Controversy has erupted over a Common Core team assignment at a middle school in Arkansas requiring students to decide which two amendments to remove from the Bill of Rights in the U.S. Constitution.
The assignment from the Bryant School District in Bryant, Ark., titled an “Assessment over The Bill of Rights,” tasked kids with deciding which two amendments in the Bill of Rights have become “outdated,” or have outlived their usefulness and should be removed from the law of the land.
The worksheet presents kids with the premise that there “has been a lot of controversy lately surrounding the War on Terror” and that many Americans feel the Patriot Act is a threat to our privacy and liberty while others feel it helps protect us. Therefore, the worksheet notes, the “government of the United States” has “determined that [The Bill of Rights] is outdated.”
Students are then informed that they have been appointed as a member of the “National Revised Bill of Rights Task Force” and they need to decide which amendments should be eliminated to modify the Constitution to better fit into a new era of massive government surveillance.
Lela Spears, a mother of a Bryant student, was incensed by this assignment on many levels, not the least of which was, she claimed, the school’s failure to even teach what the Bill of Rights and the Constitution was before asking kids to slice and dice the document.
Mrs. Spears recently said that her daughter wasn’t even taught how the Constitution is amended.
Funny thing, she was never told how the Bill of Rights is amended; I do not believe that amended was even used in the class language, only “changed”. I read through the handouts she was given (they do not use a book for this class, nor take one home to study from, only handouts that are put in a box for their table to share and place in their binders), around 6 in total, and nothing about how an Amendment is ratified. I believe that, with the wording of the assignment, many children will think that the Bill of Rights is amended and can be changed by a “special” committee instead of an act of Congress. I know that my child will not think this is true since I have made it my mission to be very much involved in her education.

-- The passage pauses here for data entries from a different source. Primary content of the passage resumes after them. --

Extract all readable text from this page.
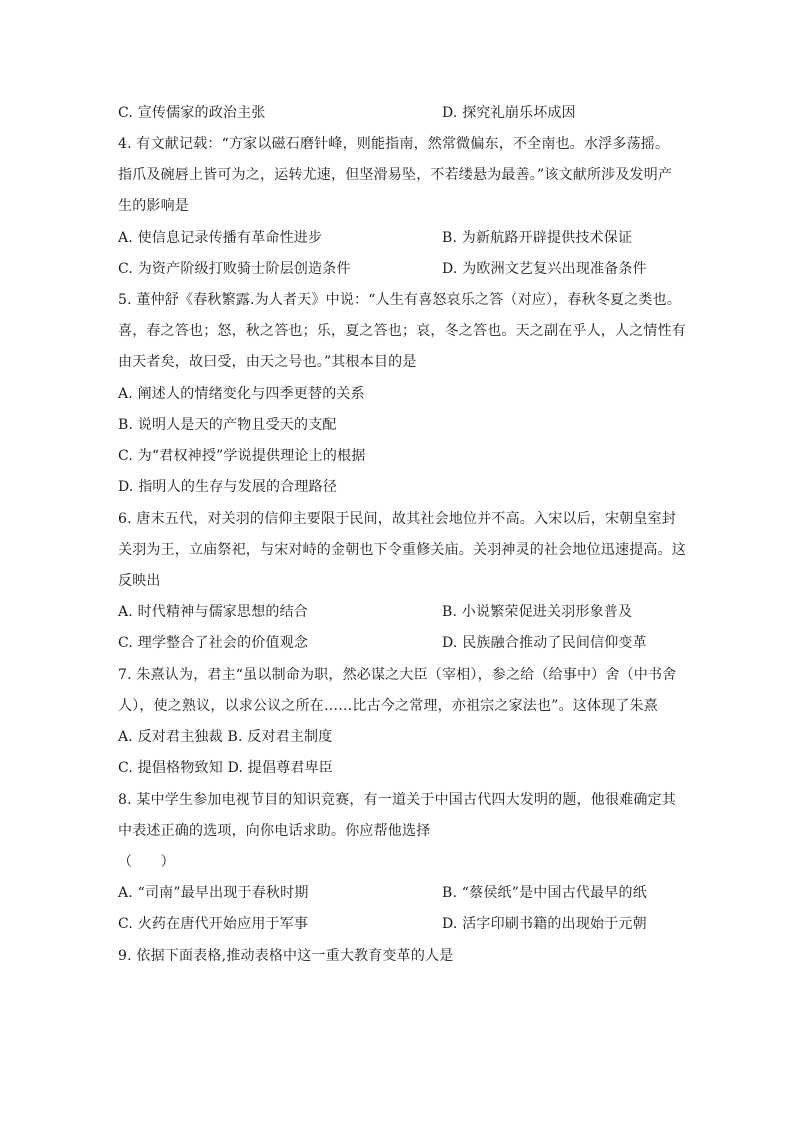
C. 宣传儒家的政治主张	D. 探究礼崩乐坏成因
4. 有文献记载：“方家以磁石磨针峰，则能指南，然常微偏东，不全南也。水浮多荡摇。
指爪及碗唇上皆可为之，运转尤速，但坚滑易坠，不若缕悬为最善。”该文献所涉及发明产
生的影响是
A. 使信息记录传播有革命性进步	B. 为新航路开辟提供技术保证
C. 为资产阶级打败骑士阶层创造条件	D. 为欧洲文艺复兴出现准备条件
5. 董仲舒《春秋繁露.为人者天》中说：“人生有喜怒哀乐之答（对应），春秋冬夏之类也。
喜，春之答也；怒，秋之答也；乐，夏之答也；哀，冬之答也。天之副在乎人，人之情性有
由天者矣，故曰受，由天之号也。”其根本目的是
A. 阐述人的情绪变化与四季更替的关系
B. 说明人是天的产物且受天的支配
C. 为“君权神授”学说提供理论上的根据
D. 指明人的生存与发展的合理路径
6. 唐末五代，对关羽的信仰主要限于民间，故其社会地位并不高。入宋以后，宋朝皇室封
关羽为王，立庙祭祀，与宋对峙的金朝也下令重修关庙。关羽神灵的社会地位迅速提高。这
反映出
A. 时代精神与儒家思想的结合	B. 小说繁荣促进关羽形象普及
C. 理学整合了社会的价值观念	D. 民族融合推动了民间信仰变革
7. 朱熹认为，君主“虽以制命为职，然必谋之大臣（宰相），参之给（给事中）舍（中书舍
人），使之熟议，以求公议之所在……比古今之常理，亦祖宗之家法也”。这体现了朱熹
A. 反对君主独裁 B. 反对君主制度
C. 提倡格物致知 D. 提倡尊君卑臣
8. 某中学生参加电视节目的知识竞赛，有一道关于中国古代四大发明的题，他很难确定其
中表述正确的选项，向你电话求助。你应帮他选择
（　　）
A. “司南”最早出现于春秋时期	B. “蔡侯纸”是中国古代最早的纸
C. 火药在唐代开始应用于军事	D. 活字印刷书籍的出现始于元朝
9. 依据下面表格,推动表格中这一重大教育变革的人是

While confirming that this assignment is part of their curriculum, administrations of the Bryant School District dispute that the assignment is part of any liberal indoctrination and insist that the worksheet is only an exercise in critical thinking skills, not an attempt to undermine the U.S. Constitution.
Officials further disputed the account of the parent who said that children were not taught enough about the Constitution to serve as a basis to understand the “Assessment over The Bill of Rights” assignment.
Administrators also say that while the worksheet is “in line” with Arkansas’ Common Core requirements, it is not necessarily required by Common Core and is, rather, part of the course work they designed for their own district to satisfy Common Core testing requirements.
Arkansas was one of the 48 states that signed on with Common Core in 2010.